A lifecycle flow is named after the customer’s “lifecycle” — the journey from a brand-new subscriber, to a first-time buyer, to a loyal repeat customer, to someone who drifts away. Each stage gets its own flow.

The three building blocks of any flow

Every automated flow is made of just three kinds of step. Learn these and you can read any flow:

BlockWhat it meansExample
TriggerThe event that starts the flowSomeone joins the list, or adds an item to cart
WaitA pause before the next emailWait 2 days, or wait 1 hour
ConditionA yes/no check that picks the pathDid they buy yet? If yes, stop; if no, send a reminder

A trigger is the spark. A wait controls timing. A condition (often written as an if/then) lets the flow branch — so people who already acted do not get a pointless reminder.

The four core lifecycle flows

These four flows appear in almost every paid course because they drive real results. Here is what each one does:

FlowTriggerIts job
Welcome seriesSomeone joins the listGreet, deliver the gift, build trust
Nurture / dripJoined but has not boughtSlowly guide them toward a first purchase
Abandoned-cartAdded to cart but did not check outRemind and recover the lost sale
Re-engagement / win-backHas not opened or bought in a long timeWin back people who drifted away

A worked example: the abandoned-cart flow

Picture an online clothing store. A shopper adds a kurta to the cart but leaves without paying. A good abandoned-cart flow gently recovers many of these lost sales. Here is the full flow with all three building blocks:

A 3-email abandoned-cart flow built from triggers, waits and conditions
TRIGGER: shopper adds item to cart, no checkout

WAIT 1 hour
  -> Email 1: "You left a kurta in your cart "
     CONDITION: did they buy?  YES -> stop the flow
                               NO  -> continue

WAIT 1 day
  -> Email 2: "Still thinking? Here is 10% off"
     CONDITION: did they buy?  YES -> stop the flow
                               NO  -> continue

WAIT 2 days
  -> Email 3: "Last chance - your cart expires soon"

Note: Follow the logic: the trigger starts it, each wait spaces the emails out, and the condition after every email quietly removes anyone who already bought — so customers never get a “you forgot something” email after they have paid. You build this once and it recovers sales for every shopper, forever.

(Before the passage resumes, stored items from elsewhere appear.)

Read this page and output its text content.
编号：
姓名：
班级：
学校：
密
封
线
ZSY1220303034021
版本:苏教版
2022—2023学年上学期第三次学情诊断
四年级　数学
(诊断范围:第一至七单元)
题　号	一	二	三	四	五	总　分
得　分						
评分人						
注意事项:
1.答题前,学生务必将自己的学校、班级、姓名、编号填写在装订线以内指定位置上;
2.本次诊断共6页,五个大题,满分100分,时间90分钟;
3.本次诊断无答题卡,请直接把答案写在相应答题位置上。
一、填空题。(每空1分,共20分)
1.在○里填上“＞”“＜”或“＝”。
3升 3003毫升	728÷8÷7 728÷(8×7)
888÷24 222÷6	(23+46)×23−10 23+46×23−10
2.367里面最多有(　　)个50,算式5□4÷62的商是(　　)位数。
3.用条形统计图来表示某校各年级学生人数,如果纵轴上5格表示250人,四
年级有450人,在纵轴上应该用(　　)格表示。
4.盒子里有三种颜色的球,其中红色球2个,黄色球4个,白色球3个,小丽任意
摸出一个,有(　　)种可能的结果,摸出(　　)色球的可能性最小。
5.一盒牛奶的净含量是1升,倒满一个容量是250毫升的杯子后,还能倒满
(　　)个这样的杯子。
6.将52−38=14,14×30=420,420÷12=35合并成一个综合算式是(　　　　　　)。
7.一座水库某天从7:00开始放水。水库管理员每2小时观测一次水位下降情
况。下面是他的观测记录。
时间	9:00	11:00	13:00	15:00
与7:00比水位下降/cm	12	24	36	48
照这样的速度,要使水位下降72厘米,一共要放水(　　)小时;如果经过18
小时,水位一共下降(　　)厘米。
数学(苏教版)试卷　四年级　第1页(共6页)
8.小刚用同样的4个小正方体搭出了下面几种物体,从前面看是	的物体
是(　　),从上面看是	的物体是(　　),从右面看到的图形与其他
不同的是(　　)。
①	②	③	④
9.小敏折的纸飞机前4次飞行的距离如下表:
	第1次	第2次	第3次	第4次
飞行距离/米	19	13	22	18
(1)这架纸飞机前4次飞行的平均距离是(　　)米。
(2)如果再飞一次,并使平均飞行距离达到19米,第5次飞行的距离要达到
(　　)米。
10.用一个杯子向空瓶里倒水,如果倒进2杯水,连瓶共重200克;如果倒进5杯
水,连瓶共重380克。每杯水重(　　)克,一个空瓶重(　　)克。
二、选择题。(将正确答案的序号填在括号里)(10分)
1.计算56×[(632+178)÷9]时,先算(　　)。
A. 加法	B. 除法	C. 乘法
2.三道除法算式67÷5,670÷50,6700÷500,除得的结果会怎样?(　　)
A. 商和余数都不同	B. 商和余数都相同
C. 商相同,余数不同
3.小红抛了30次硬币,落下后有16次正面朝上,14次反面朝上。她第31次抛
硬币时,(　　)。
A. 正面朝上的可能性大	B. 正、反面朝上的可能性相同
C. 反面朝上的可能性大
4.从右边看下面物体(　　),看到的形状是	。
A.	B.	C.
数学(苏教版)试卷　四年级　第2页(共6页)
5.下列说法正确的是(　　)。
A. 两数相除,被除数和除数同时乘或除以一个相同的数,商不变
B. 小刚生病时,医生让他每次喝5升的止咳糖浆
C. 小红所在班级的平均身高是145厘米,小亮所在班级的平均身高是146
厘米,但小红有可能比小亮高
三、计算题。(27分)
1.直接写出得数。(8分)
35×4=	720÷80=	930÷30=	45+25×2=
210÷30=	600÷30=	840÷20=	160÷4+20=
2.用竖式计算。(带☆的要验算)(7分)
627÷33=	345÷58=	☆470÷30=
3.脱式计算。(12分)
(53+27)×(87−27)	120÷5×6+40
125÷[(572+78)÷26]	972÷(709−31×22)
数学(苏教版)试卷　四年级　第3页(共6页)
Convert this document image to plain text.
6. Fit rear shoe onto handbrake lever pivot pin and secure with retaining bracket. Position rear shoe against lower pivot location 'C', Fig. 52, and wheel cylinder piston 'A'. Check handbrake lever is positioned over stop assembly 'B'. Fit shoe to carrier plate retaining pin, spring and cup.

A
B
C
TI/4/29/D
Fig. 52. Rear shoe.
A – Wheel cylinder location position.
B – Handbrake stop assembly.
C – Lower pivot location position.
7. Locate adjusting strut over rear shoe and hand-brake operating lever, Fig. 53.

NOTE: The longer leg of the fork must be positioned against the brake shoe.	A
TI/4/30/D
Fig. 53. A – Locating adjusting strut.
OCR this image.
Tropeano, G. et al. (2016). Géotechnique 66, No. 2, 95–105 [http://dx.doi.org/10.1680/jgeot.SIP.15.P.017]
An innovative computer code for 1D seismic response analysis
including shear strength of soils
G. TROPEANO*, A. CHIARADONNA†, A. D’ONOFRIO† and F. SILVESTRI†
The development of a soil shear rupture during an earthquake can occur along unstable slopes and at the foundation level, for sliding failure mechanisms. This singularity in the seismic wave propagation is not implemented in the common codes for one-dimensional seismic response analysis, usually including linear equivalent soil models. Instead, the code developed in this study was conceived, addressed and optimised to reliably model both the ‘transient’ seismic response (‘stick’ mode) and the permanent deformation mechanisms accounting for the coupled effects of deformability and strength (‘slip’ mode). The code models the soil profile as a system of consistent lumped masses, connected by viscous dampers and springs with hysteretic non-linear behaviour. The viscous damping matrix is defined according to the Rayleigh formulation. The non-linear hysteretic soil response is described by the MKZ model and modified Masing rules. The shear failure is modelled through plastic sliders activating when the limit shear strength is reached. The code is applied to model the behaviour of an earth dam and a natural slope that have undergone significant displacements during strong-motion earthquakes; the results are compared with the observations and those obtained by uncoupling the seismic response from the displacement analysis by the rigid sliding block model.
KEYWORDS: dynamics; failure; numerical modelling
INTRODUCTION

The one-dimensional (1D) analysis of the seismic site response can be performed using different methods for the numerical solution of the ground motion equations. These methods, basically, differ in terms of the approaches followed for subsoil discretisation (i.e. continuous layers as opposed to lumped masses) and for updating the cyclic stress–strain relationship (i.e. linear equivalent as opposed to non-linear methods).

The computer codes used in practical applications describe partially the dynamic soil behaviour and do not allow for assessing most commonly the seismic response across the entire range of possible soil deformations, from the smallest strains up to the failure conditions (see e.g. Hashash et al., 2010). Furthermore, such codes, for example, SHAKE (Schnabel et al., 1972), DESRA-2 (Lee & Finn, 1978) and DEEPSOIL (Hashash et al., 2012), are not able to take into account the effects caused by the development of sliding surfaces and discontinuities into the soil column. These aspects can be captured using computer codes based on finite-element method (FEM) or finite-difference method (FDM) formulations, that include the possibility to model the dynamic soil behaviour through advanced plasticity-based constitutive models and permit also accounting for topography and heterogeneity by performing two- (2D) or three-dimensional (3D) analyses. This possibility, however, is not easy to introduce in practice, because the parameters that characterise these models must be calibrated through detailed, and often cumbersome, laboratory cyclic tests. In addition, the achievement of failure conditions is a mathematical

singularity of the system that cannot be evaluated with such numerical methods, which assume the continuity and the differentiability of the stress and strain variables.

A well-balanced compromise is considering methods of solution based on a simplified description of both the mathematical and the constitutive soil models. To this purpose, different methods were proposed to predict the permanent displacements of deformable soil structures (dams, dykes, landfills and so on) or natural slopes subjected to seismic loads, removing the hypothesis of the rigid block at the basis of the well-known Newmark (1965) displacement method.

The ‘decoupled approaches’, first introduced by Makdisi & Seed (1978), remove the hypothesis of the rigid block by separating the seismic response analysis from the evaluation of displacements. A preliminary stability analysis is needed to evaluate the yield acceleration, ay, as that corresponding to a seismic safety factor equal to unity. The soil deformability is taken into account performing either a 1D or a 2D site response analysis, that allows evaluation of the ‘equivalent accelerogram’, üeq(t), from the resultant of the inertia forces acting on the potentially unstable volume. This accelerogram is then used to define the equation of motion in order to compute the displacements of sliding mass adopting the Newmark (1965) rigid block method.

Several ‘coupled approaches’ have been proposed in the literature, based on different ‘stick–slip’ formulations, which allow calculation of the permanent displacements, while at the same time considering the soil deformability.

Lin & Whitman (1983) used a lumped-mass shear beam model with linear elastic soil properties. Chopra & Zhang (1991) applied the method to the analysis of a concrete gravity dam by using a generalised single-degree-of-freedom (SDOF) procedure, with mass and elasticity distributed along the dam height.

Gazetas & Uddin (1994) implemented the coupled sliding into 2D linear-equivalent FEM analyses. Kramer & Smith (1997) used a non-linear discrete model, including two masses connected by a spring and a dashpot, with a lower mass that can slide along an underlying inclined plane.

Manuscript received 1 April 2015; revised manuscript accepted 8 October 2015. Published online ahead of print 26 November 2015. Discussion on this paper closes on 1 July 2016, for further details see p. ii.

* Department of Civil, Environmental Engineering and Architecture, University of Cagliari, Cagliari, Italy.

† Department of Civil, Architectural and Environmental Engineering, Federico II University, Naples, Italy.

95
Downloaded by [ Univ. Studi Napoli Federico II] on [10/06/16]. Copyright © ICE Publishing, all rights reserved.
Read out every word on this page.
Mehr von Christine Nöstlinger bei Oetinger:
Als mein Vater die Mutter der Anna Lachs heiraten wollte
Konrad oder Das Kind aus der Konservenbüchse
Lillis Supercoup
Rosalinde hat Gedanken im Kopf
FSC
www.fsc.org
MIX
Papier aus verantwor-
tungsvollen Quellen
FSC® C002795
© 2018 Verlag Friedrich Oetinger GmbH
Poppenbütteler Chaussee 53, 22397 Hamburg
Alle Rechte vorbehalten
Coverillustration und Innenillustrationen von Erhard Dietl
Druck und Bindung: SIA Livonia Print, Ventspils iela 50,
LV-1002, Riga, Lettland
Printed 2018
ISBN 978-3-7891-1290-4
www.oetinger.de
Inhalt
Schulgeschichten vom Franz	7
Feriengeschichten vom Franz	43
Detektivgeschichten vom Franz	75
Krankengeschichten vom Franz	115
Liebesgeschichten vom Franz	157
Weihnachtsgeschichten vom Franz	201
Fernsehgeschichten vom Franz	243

How a behaviour-triggered flow runs, step by step

“Behaviour-triggered” simply means the flow starts because of something the person did. Here is the full sequence behind the scenes:

  1. The person does something you are watching for (adds to cart, clicks a link, joins the list).
  2. That action fires the trigger and the person enters the flow.
  3. The flow waits the time you set.
  4. It checks a condition (did they buy? did they open?) and picks a path.
  5. It sends the matching email, or stops the flow if no email is needed.
  6. It repeats wait -> check -> send until the flow ends or the person converts.

Note: The magic is the condition checks: they make the flow feel smart and human, because nobody gets an irrelevant reminder. Set it up once and it runs perfectly for one person or ten thousand.

Tip: Build the welcome series first — it is the easiest flow and earns the most goodwill. Add the abandoned-cart and win-back flows once your welcome flow is running smoothly.

Watch out: Do not over-email inside a flow. Three or four well-spaced emails recover sales; ten emails in three days feel like harassment and trigger unsubscribes and spam complaints.

Q. In an automated flow, what is the job of a “condition” (an if/then check)?

Answer: A condition is a yes/no check that branches the flow. For example “did they buy?” — if yes, the flow can stop; if no, it sends the next reminder. This stops people getting irrelevant emails.

✍️ Practice

  1. Sketch a 3-email welcome flow as triggers, waits and one condition (using arrows like the example).
  2. Write the trigger and the first reminder email for an abandoned-cart flow for an online store.

🏠 Homework

  1. Design one full lifecycle flow (welcome, abandoned-cart, or win-back) for a business: write its trigger, each wait, each email’s job, and at least one condition.